Namun Arunika hanya menggeleng pelan, air matanya menggenang. “Mau Depa…”

Selena menunduk, perih terasa di dadanya. Ia tahu, mungkin Arunika hanya rindu sosok ayah—seseorang yang bisa menenangkan hatinya seperti Daren selalu lakukan.

Akhirnya, dengan nada menyerah, Selena berbisik, “Oke… Mama telepon Depa, tapi Aru janji harus makan dulu, ya?”

Belum sempat ia meraih ponselnya, suara langkah tergesa terdengar dari luar kamar.

“Arunikaaa…”

Suara itu familiar, hangat, dan membuat Selena sontak menoleh.

“Depa!!” seru Arunika kaget sekaligus senang.

Dengan sisa tenaga, gadis kecil itu langsung turun dari brankar dan berlari kecil ke arah pintu. Selena hanya sempat membelalakkan mata sebelum tubuh mungil itu terangkat ke udara dalam pelukan Daren.

“Depa datang!” teriak Arunika, tertawa lemah tapi bahagia.

Daren mengusap kepala bocah itu, menahan napas lega begitu melihat wajah pucatnya. “Iya, Depa datang. Tapi Aru harus janji, habis ini makan, ya?”
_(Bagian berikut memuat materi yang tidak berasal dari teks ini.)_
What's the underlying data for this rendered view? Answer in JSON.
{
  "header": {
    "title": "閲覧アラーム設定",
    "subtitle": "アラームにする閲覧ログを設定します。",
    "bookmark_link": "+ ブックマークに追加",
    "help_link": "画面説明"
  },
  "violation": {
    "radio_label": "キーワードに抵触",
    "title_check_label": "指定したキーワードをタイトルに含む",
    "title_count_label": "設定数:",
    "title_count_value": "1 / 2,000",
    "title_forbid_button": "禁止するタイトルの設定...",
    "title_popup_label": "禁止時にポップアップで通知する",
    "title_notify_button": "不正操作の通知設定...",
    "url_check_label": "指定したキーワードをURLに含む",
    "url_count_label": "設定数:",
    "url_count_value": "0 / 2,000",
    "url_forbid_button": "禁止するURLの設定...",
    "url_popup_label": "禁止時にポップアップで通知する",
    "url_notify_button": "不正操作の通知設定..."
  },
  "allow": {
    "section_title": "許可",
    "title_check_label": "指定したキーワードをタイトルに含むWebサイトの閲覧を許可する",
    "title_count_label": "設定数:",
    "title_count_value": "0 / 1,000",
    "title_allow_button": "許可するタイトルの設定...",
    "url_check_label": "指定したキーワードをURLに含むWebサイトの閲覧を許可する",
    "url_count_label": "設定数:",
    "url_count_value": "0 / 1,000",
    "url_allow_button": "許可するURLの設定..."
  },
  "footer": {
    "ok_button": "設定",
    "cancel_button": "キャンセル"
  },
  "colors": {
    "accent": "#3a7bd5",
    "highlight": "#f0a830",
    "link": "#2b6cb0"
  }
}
“Janji…” Arunika mengangguk cepat.

Selena hanya bisa terdiam sejenak—antara lega dan haru. Rasanya semua usahanya dari tadi sia-sia, tapi begitu Daren datang… anak itu langsung ceria.

“Gak ya, Mama gak izinin kamu main,” ucap Selena tegas, mencoba mengembalikan wibawanya sebagai ibu.

Namun begitu melihat wajah Arunika yang mendadak sedih, suaranya melembut.

“Sembuh dulu, ya. Nanti baru main sama Depa,” timpal Daren pelan, menatap Selena seolah meminta pengertian.

Sekar yang sejak tadi berdiri di belakang mereka ikut melangkah masuk. “Kenapa gak bilang sama Mama, sayang?” tanyanya, mendekati Selena dengan tatapan lembut.

“Maaf, Mah… aku gak mau repotin Mama,” jawab Selena pelan, matanya tertunduk.

Sekar menggeleng pelan sambil menepuk bahu menantunya itu. “Gak ada yang direpotin, Sayang. Mama juga kan nenek Aru. Tentu Mama pengin tahu cucu Mama sakit.”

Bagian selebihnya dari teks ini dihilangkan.